Da Silva is promising to govern beyond his leftist Workers’s Party. He wants to bring in centrists and even some leaning to the right who voted for him for the first time, and to restore the country’s more prosperous past. Yet he faces headwinds in a politically polarised society where economic growth is slowing and inflation is soaring.
His victory marks the first time since Brazil’s 1985 return to democracy that the sitting president has failed to win reelection. The highly polarised election in Latin America’s biggest economy extended a wave of recent leftist victories in the region, including Chile, Colombia and Argentina.

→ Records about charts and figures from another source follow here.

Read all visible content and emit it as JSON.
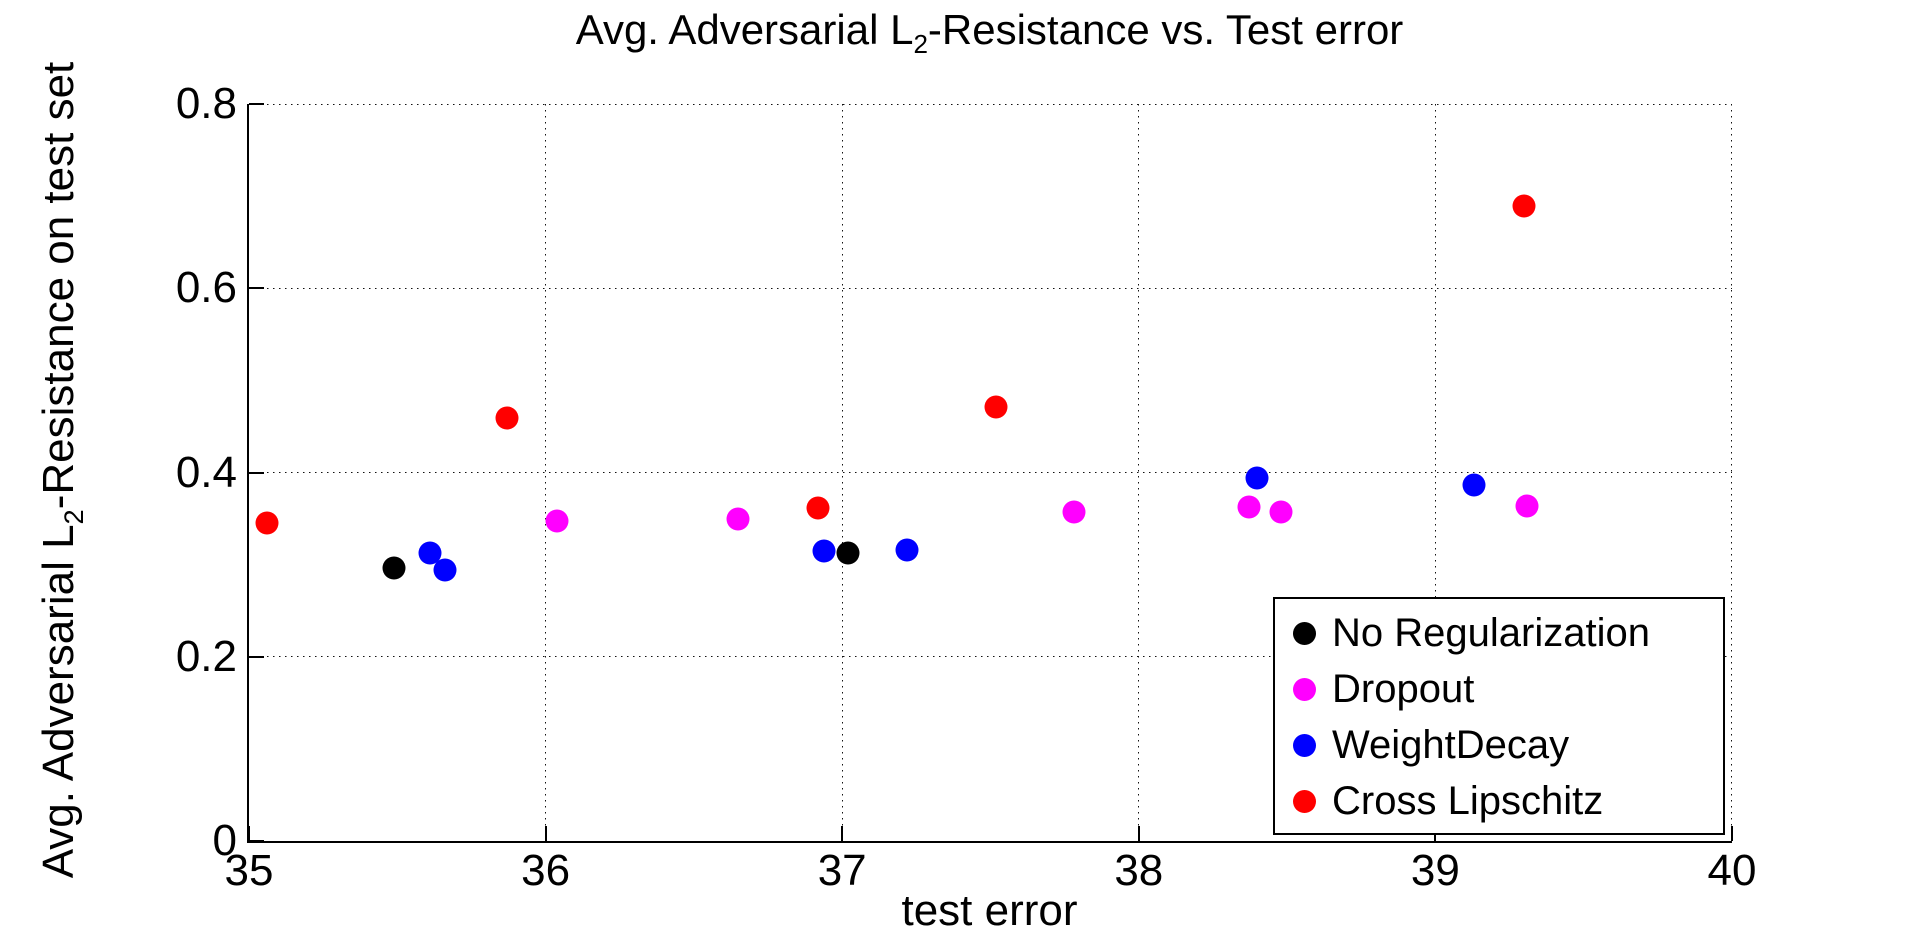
{
  "chart_data": {
    "type": "scatter",
    "title": {
      "prefix": "Avg. Adversarial L",
      "subscript": "2",
      "suffix": "-Resistance vs. Test error"
    },
    "xlabel": "test error",
    "ylabel": {
      "prefix": "Avg. Adversarial L",
      "subscript": "2",
      "suffix": "-Resistance on test set"
    },
    "xlim": [
      35,
      40
    ],
    "ylim": [
      0,
      0.8
    ],
    "xticks": [
      35,
      36,
      37,
      38,
      39,
      40
    ],
    "xtick_labels": [
      "35",
      "36",
      "37",
      "38",
      "39",
      "40"
    ],
    "yticks": [
      0,
      0.2,
      0.4,
      0.6,
      0.8
    ],
    "ytick_labels": [
      "0",
      "0.2",
      "0.4",
      "0.6",
      "0.8"
    ],
    "grid": true,
    "grid_style": "dotted",
    "legend_position": "bottom-right",
    "axis_color": "#000000",
    "background_color": "#FFFFFF",
    "series": [
      {
        "name": "No Regularization",
        "color": "#000000",
        "points": [
          [
            35.49,
            0.296
          ],
          [
            37.02,
            0.313
          ]
        ]
      },
      {
        "name": "Dropout",
        "color": "#FF00FF",
        "points": [
          [
            36.04,
            0.347
          ],
          [
            36.65,
            0.35
          ],
          [
            37.78,
            0.357
          ],
          [
            38.37,
            0.363
          ],
          [
            38.48,
            0.357
          ],
          [
            39.31,
            0.364
          ]
        ]
      },
      {
        "name": "WeightDecay",
        "color": "#0000FF",
        "points": [
          [
            35.61,
            0.313
          ],
          [
            35.66,
            0.294
          ],
          [
            36.94,
            0.315
          ],
          [
            37.22,
            0.316
          ],
          [
            38.4,
            0.394
          ],
          [
            39.13,
            0.386
          ]
        ]
      },
      {
        "name": "Cross Lipschitz",
        "color": "#FF0000",
        "points": [
          [
            35.06,
            0.345
          ],
          [
            35.87,
            0.459
          ],
          [
            36.92,
            0.362
          ],
          [
            37.52,
            0.471
          ],
          [
            39.3,
            0.689
          ]
        ]
      }
    ]
  }
}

Da Silva’s inauguration is scheduled to take place on Jan 1. He last served as president from 2003-2010.
It was the country’s closest election in over three decades. Just over 2 million votes separated the two candidates with 99.5% of the vote counted. The previous closest race, in 2014, was decided by a margin of 3.46 million votes.
Thomas Traumann, an independent political analyst, compared the results to US President Joe Biden’s 2020 victory, saying da Silva is inheriting an extremely divided nation.
“The huge challenge that Lula has will be to pacify the country,” he said. “People are not only polarised on political matters, but also have different values, identity and opinions. What’s more, they don’t care what the other side’s values, identities and opinions are.”
Bolsonaro had been leading throughout the first half of the count and, as soon as da Silva overtook him, cars in the streets of downtown Sao Paulo began honking their horns. People in the streets of Rio de Janeiro’s Ipanema neighbourhood could be heard shouting, “It turned!”
Da Silva’s headquarters in downtown Sao Paulo hotel only erupted once the final result was announced, underscoring the tension that was a hallmark of this race.
“Four years waiting for this,” said Gabriela Souto, one of the few supporters allowed in due to heavy security.
Outside Bolsonaro’s home in Rio de Janeiro, ground-zero for his support base, a woman atop a truck delivered a prayer over a speaker, then sang excitedly, trying to generate some energy. But supporters decked out in the green and yellow of the flag barely responded. Many perked up when the national anthem played, singing along loudly with hands over their hearts.
Most opinion polls before the election gave a lead to da Silva, universally known as Lula, though political analysts agreed the race grew increasingly tight in recent weeks.